Extinction of humans: You might as well go grandiose when you are anticipating something you will never see. “Fire do I see that from the sky shall descend,” Nostradamus stated in one of his numerous writings, which various sources have interpreted to suggest an asteroid will strike the Earth. Fortunately, NASA is on hand to ensure that this does not occur.
The uprising of the robots: One text, according to Sky History, hints at the birth of the robots by mentioning an eternal “sage.” “Over the lofty peak, the Moon in full darkness, “reads the passage “By his students encouraged to be eternal, Eyes to the south, the new sage with a lone brain sees it, bodies in the flames, hands in bosoms.”
Crisis of Climate Change: Nostradamus’ “prediction” of the climate problem is one that comes up every now and again. “Like the sun, the heat will burn the glittering sea: the live fish in the Black Sea will boil to death.” Rhodes and Genoa will be half-starved.

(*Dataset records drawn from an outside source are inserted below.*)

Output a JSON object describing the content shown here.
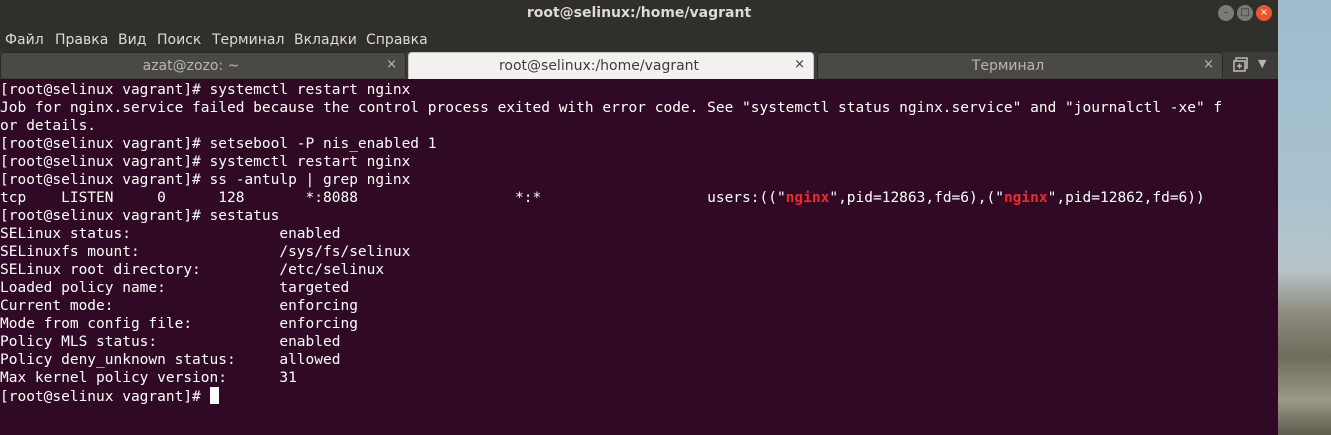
{
  "window": {
    "title": "root@selinux:/home/vagrant",
    "min_icon": "minimize-icon",
    "max_icon": "maximize-icon",
    "close_icon": "close-icon"
  },
  "menubar": [
    "Файл",
    "Правка",
    "Вид",
    "Поиск",
    "Терминал",
    "Вкладки",
    "Справка"
  ],
  "tabs": [
    {
      "label": "azat@zozo: ~",
      "close": "×",
      "active": false
    },
    {
      "label": "root@selinux:/home/vagrant",
      "close": "×",
      "active": true
    },
    {
      "label": "Терминал",
      "close": "×",
      "active": false
    }
  ],
  "tabbar_icons": {
    "new_tab": "new-tab-icon",
    "tab_menu": "▼"
  },
  "terminal": {
    "lines": [
      "[root@selinux vagrant]# systemctl restart nginx",
      "Job for nginx.service failed because the control process exited with error code. See \"systemctl status nginx.service\" and \"journalctl -xe\" f",
      "or details.",
      "[root@selinux vagrant]# setsebool -P nis_enabled 1",
      "[root@selinux vagrant]# systemctl restart nginx",
      "[root@selinux vagrant]# ss -antulp | grep nginx",
      "",
      "[root@selinux vagrant]# sestatus",
      "SELinux status:                 enabled",
      "SELinuxfs mount:                /sys/fs/selinux",
      "SELinux root directory:         /etc/selinux",
      "Loaded policy name:             targeted",
      "Current mode:                   enforcing",
      "Mode from config file:          enforcing",
      "Policy MLS status:              enabled",
      "Policy deny_unknown status:     allowed",
      "Max kernel policy version:      31",
      "[root@selinux vagrant]# "
    ],
    "ss_line": {
      "prefix": "tcp    LISTEN     0      128       *:8088                  *:*                   users:((\"",
      "proc1": "nginx",
      "mid": "\",pid=12863,fd=6),(\"",
      "proc2": "nginx",
      "suffix": "\",pid=12862,fd=6))"
    }
  },
  "colors": {
    "terminal_bg": "#300a24",
    "text": "#ffffff",
    "highlight": "#ef2929",
    "titlebar": "#2f2f2b"
  }
}
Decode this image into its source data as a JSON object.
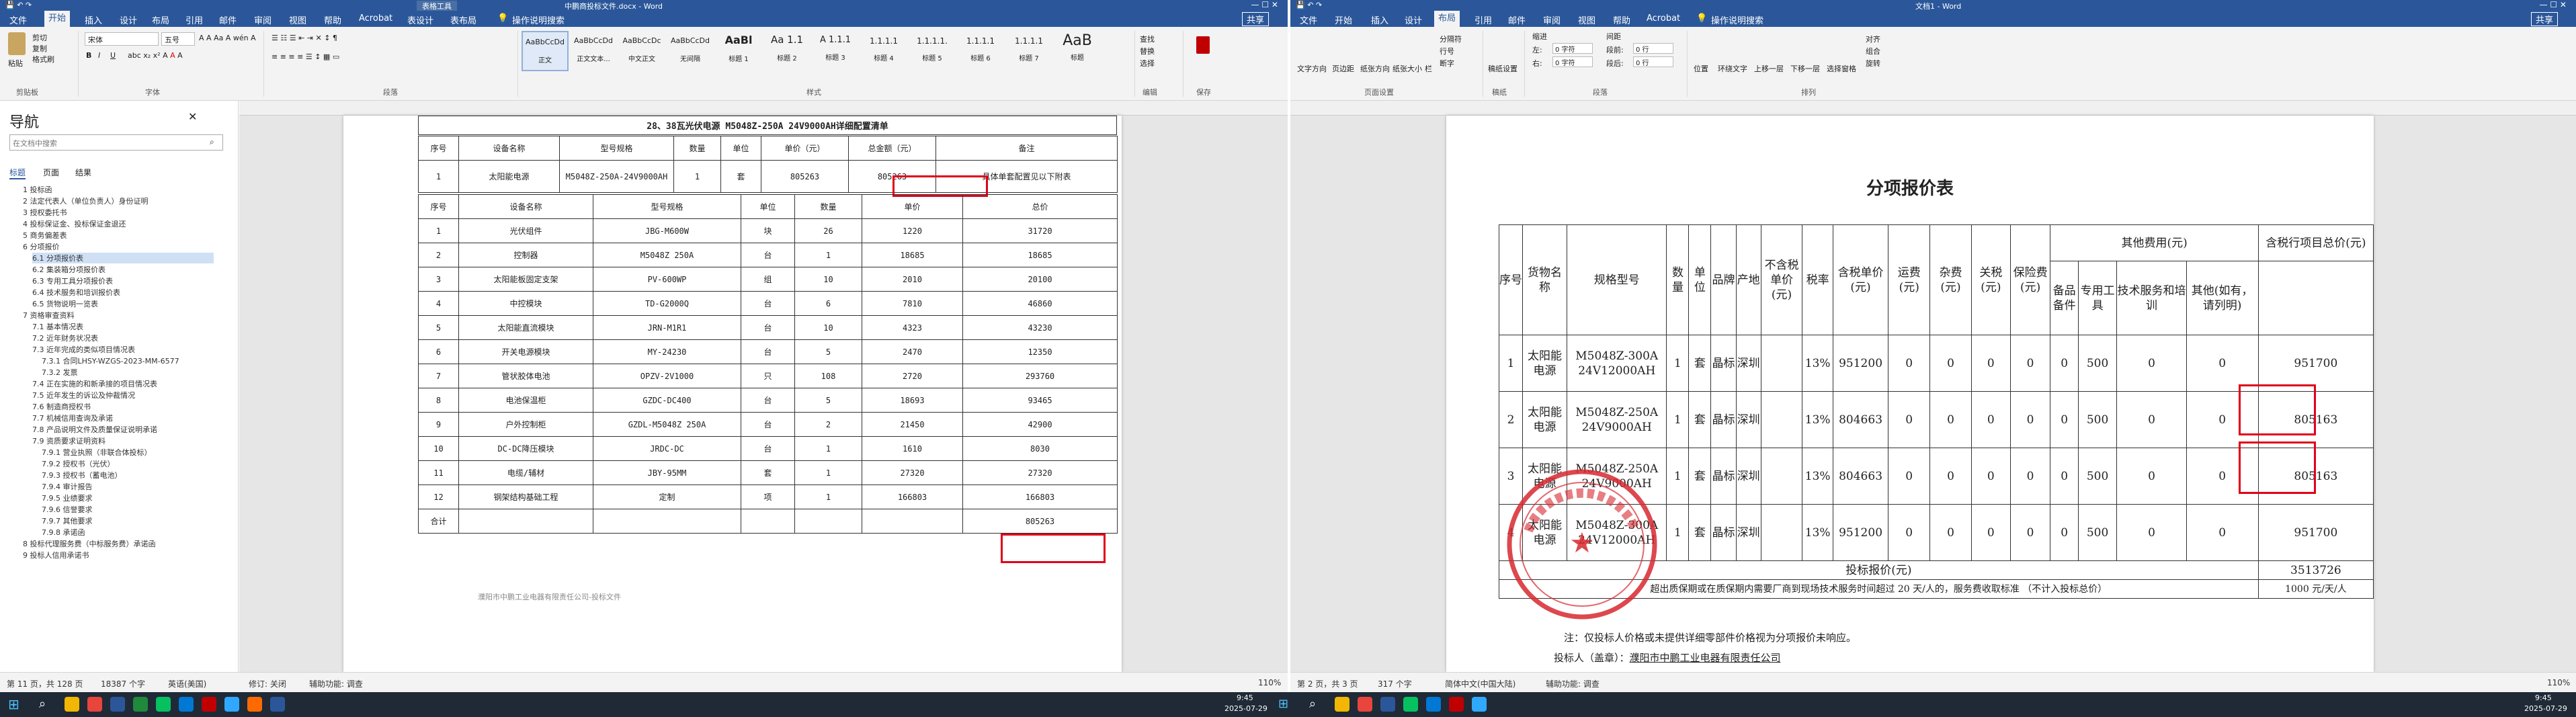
{
  "left_window": {
    "title": "中鹏商投标文件.docx - Word",
    "contextual_tab": "表格工具",
    "tabs": [
      "文件",
      "开始",
      "插入",
      "设计",
      "布局",
      "引用",
      "邮件",
      "审阅",
      "视图",
      "帮助",
      "Acrobat",
      "表设计",
      "表布局"
    ],
    "active_tab": "开始",
    "tell_me": "操作说明搜索",
    "share": "共享",
    "clipboard": {
      "paste": "粘贴",
      "cut": "剪切",
      "copy": "复制",
      "format_painter": "格式刷",
      "group": "剪贴板"
    },
    "font": {
      "family": "宋体",
      "size": "五号",
      "group": "字体"
    },
    "paragraph_group": "段落",
    "styles": [
      {
        "preview": "AaBbCcDd",
        "name": "正文"
      },
      {
        "preview": "AaBbCcDd",
        "name": "正文文本..."
      },
      {
        "preview": "AaBbCcDc",
        "name": "中文正文"
      },
      {
        "preview": "AaBbCcDd",
        "name": "无间隔"
      },
      {
        "preview": "AaBl",
        "name": "标题 1"
      },
      {
        "preview": "Aa 1.1",
        "name": "标题 2"
      },
      {
        "preview": "A 1.1.1",
        "name": "标题 3"
      },
      {
        "preview": "1.1.1.1",
        "name": "标题 4"
      },
      {
        "preview": "1.1.1.1.",
        "name": "标题 5"
      },
      {
        "preview": "1.1.1.1",
        "name": "标题 6"
      },
      {
        "preview": "1.1.1.1",
        "name": "标题 7"
      },
      {
        "preview": "AaB",
        "name": "标题"
      }
    ],
    "styles_group": "样式",
    "editing": {
      "find": "查找",
      "replace": "替换",
      "select": "选择",
      "group": "编辑"
    },
    "save_group": "保存",
    "nav": {
      "title": "导航",
      "search_placeholder": "在文档中搜索",
      "tabs": [
        "标题",
        "页面",
        "结果"
      ],
      "items": [
        "1 投标函",
        "2 法定代表人（单位负责人）身份证明",
        "3 授权委托书",
        "4 投标保证金、投标保证金退还",
        "5 商务偏差表",
        "6 分项报价",
        "6.1 分项报价表",
        "6.2 集装箱分项报价表",
        "6.3 专用工具分项报价表",
        "6.4 技术服务和培训报价表",
        "6.5 货物说明一览表",
        "7 资格审查资料",
        "7.1 基本情况表",
        "7.2 近年财务状况表",
        "7.3 近年完成的类似项目情况表",
        "7.3.1 合同LHSY-WZGS-2023-MM-6577",
        "7.3.2 发票",
        "7.4 正在实施的和新承接的项目情况表",
        "7.5 近年发生的诉讼及仲裁情况",
        "7.6 制造商授权书",
        "7.7 机械信用查询及承诺",
        "7.8 产品说明文件及质量保证说明承诺",
        "7.9 资质要求证明资料",
        "7.9.1 营业执照（非联合体投标）",
        "7.9.2 授权书（光伏）",
        "7.9.3 授权书（蓄电池）",
        "7.9.4 审计报告",
        "7.9.5 业绩要求",
        "7.9.6 信誉要求",
        "7.9.7 其他要求",
        "7.9.8 承诺函",
        "8 投标代理服务费（中标服务费）承诺函",
        "9 投标人信用承诺书"
      ]
    },
    "doc_title": "28、38瓦光伏电源 M5048Z-250A 24V9000AH详细配置清单",
    "table_top_headers": [
      "序号",
      "设备名称",
      "型号规格",
      "数量",
      "单位",
      "单价（元）",
      "总金额（元）",
      "备注"
    ],
    "table_top_row": [
      "1",
      "太阳能电源",
      "M5048Z-250A-24V9000AH",
      "1",
      "套",
      "805263",
      "805263",
      "具体单套配置见以下附表"
    ],
    "table_headers": [
      "序号",
      "设备名称",
      "型号规格",
      "单位",
      "数量",
      "单价",
      "总价"
    ],
    "table_rows": [
      [
        "1",
        "光伏组件",
        "JBG-M600W",
        "块",
        "26",
        "1220",
        "31720"
      ],
      [
        "2",
        "控制器",
        "M5048Z 250A",
        "台",
        "1",
        "18685",
        "18685"
      ],
      [
        "3",
        "太阳能板固定支架",
        "PV-600WP",
        "组",
        "10",
        "2010",
        "20100"
      ],
      [
        "4",
        "中控模块",
        "TD-G2000Q",
        "台",
        "6",
        "7810",
        "46860"
      ],
      [
        "5",
        "太阳能直流模块",
        "JRN-M1R1",
        "台",
        "10",
        "4323",
        "43230"
      ],
      [
        "6",
        "开关电源模块",
        "MY-24230",
        "台",
        "5",
        "2470",
        "12350"
      ],
      [
        "7",
        "管状胶体电池",
        "OPZV-2V1000",
        "只",
        "108",
        "2720",
        "293760"
      ],
      [
        "8",
        "电池保温柜",
        "GZDC-DC400",
        "台",
        "5",
        "18693",
        "93465"
      ],
      [
        "9",
        "户外控制柜",
        "GZDL-M5048Z 250A",
        "台",
        "2",
        "21450",
        "42900"
      ],
      [
        "10",
        "DC-DC降压模块",
        "JRDC-DC",
        "台",
        "1",
        "1610",
        "8030"
      ],
      [
        "11",
        "电缆/辅材",
        "JBY-95MM",
        "套",
        "1",
        "27320",
        "27320"
      ],
      [
        "12",
        "钢架结构基础工程",
        "定制",
        "项",
        "1",
        "166803",
        "166803"
      ]
    ],
    "total_label": "合计",
    "total_value": "805263",
    "footer_text": "濮阳市中鹏工业电器有限责任公司-投标文件",
    "status": {
      "page": "第 11 页，共 128 页",
      "words": "18387 个字",
      "lang": "英语(美国)",
      "track": "修订: 关闭",
      "access": "辅助功能: 调查",
      "zoom": "110%"
    }
  },
  "right_window": {
    "title": "文档1 - Word",
    "tabs": [
      "文件",
      "开始",
      "插入",
      "设计",
      "布局",
      "引用",
      "邮件",
      "审阅",
      "视图",
      "帮助",
      "Acrobat"
    ],
    "active_tab": "布局",
    "tell_me": "操作说明搜索",
    "share": "共享",
    "ribbon": {
      "text_direction": "文字方向",
      "margins": "页边距",
      "orientation": "纸张方向",
      "size": "纸张大小",
      "columns": "栏",
      "breaks": "分隔符",
      "line_numbers": "行号",
      "hyphenation": "断字",
      "page_setup": "页面设置",
      "indent": "缩进",
      "spacing": "间距",
      "left": "左:",
      "right": "右:",
      "before": "段前:",
      "after": "段后:",
      "indent_left_val": "0 字符",
      "indent_right_val": "0 字符",
      "before_val": "0 行",
      "after_val": "0 行",
      "paragraph": "段落",
      "position": "位置",
      "wrap": "环绕文字",
      "forward": "上移一层",
      "backward": "下移一层",
      "selection_pane": "选择窗格",
      "align": "对齐",
      "group": "组合",
      "rotate": "旋转",
      "arrange": "排列",
      "manuscript": "稿纸设置",
      "manuscript_group": "稿纸"
    },
    "doc_title": "分项报价表",
    "other_fees": "其他费用(元)",
    "total_head": "含税行项目总价(元)",
    "headers": [
      "序号",
      "货物名称",
      "规格型号",
      "数量",
      "单位",
      "品牌",
      "产地",
      "不含税单价(元)",
      "税率",
      "含税单价(元)",
      "运费(元)",
      "杂费(元)",
      "关税(元)",
      "保险费(元)",
      "备品备件",
      "专用工具",
      "技术服务和培训",
      "其他(如有，请列明)"
    ],
    "rows": [
      [
        "1",
        "太阳能电源",
        "M5048Z-300A 24V12000AH",
        "1",
        "套",
        "晶标",
        "深圳",
        "",
        "13%",
        "951200",
        "0",
        "0",
        "0",
        "0",
        "0",
        "500",
        "0",
        "0",
        "951700"
      ],
      [
        "2",
        "太阳能电源",
        "M5048Z-250A 24V9000AH",
        "1",
        "套",
        "晶标",
        "深圳",
        "",
        "13%",
        "804663",
        "0",
        "0",
        "0",
        "0",
        "0",
        "500",
        "0",
        "0",
        "805163"
      ],
      [
        "3",
        "太阳能电源",
        "M5048Z-250A 24V9000AH",
        "1",
        "套",
        "晶标",
        "深圳",
        "",
        "13%",
        "804663",
        "0",
        "0",
        "0",
        "0",
        "0",
        "500",
        "0",
        "0",
        "805163"
      ],
      [
        "4",
        "太阳能电源",
        "M5048Z-300A 24V12000AH",
        "1",
        "套",
        "晶标",
        "深圳",
        "",
        "13%",
        "951200",
        "0",
        "0",
        "0",
        "0",
        "0",
        "500",
        "0",
        "0",
        "951700"
      ]
    ],
    "bid_total_label": "投标报价(元)",
    "bid_total_value": "3513726",
    "service_note": "超出质保期或在质保期内需要厂商到现场技术服务时间超过 20 天/人的，服务费收取标准 （不计入投标总价）",
    "service_value": "1000 元/天/人",
    "note": "注：仅投标人价格或未提供详细零部件价格视为分项报价未响应。",
    "bidder_label": "投标人（盖章）：",
    "bidder_name": "濮阳市中鹏工业电器有限责任公司",
    "status": {
      "page": "第 2 页，共 3 页",
      "words": "317 个字",
      "lang": "简体中文(中国大陆)",
      "access": "辅助功能: 调查",
      "zoom": "110%"
    }
  },
  "taskbar": {
    "time": "9:45",
    "date": "2025-07-29"
  },
  "colors": {
    "word_blue": "#2b579a",
    "highlight": "#e0001a",
    "stamp": "#d7282f"
  }
}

To chop them up, the locals will toil.” It would have been more beneficial if he had foreseen the link to fossil fuels.
Famine: People are eating one other because of increased food prices, according to one reading. If we are being honest, this sounds much worse than 2021. “There will be no abbots, monks, or novices to learn from; honey will be considerably more expensive than candle wax.” That man is agitated because the price of wheat is so high. In his desperation, he ate his fellow man.” Now is the time to get all of your candle wax before it is too late. Was he, in fact, some all-powerful wizard cursed with the ability to foresee the future?
The beauty of forecasting the future is that the vaguer you are, the more accurate you may be on a wider range of issues. This is why the horoscope does not say phrases like “Look at the little Daniel of the Lego brick left on the stairs on Tuesday or you will be in a world of pain” instead of “Sun will be towards the sun”. You can feel the great changes, “which is so vague that you can read something in it, and in Lego situations it is completely useless.
Nostradamus excelled at making forecasts that were so vague that they might finally attributed to a not-too-distant real-world occurrence. They are what known as “postdictions,” in that you couldn’t possible figure out what he was forecasting before the occurrence, but you can discover a passage after the fact that makes it appear as if he knew all along, and even then, they are not that accurate.
For example, a line ostensibly anticipating Hitler’s ascent not in any way forewarn you of Hitler himself: “A little child will be born of humble people in the depths of Western Europe, He who will beguile a big troop with his speech; his reputation will grow towards the kingdom of the East.”
You may probably assume that he meant someone famous would bear in Western Europe if you read it earlier, but that is about it. People assumed Nostrodamus was alluding to Hitler once Hitler rose to power, and declared him to a brilliant prediction wizard once more, based on an extraordinarily ambiguous paragraph. Therefore, in response to the headline, Nostrodamus really predicted “nothing” for 2022.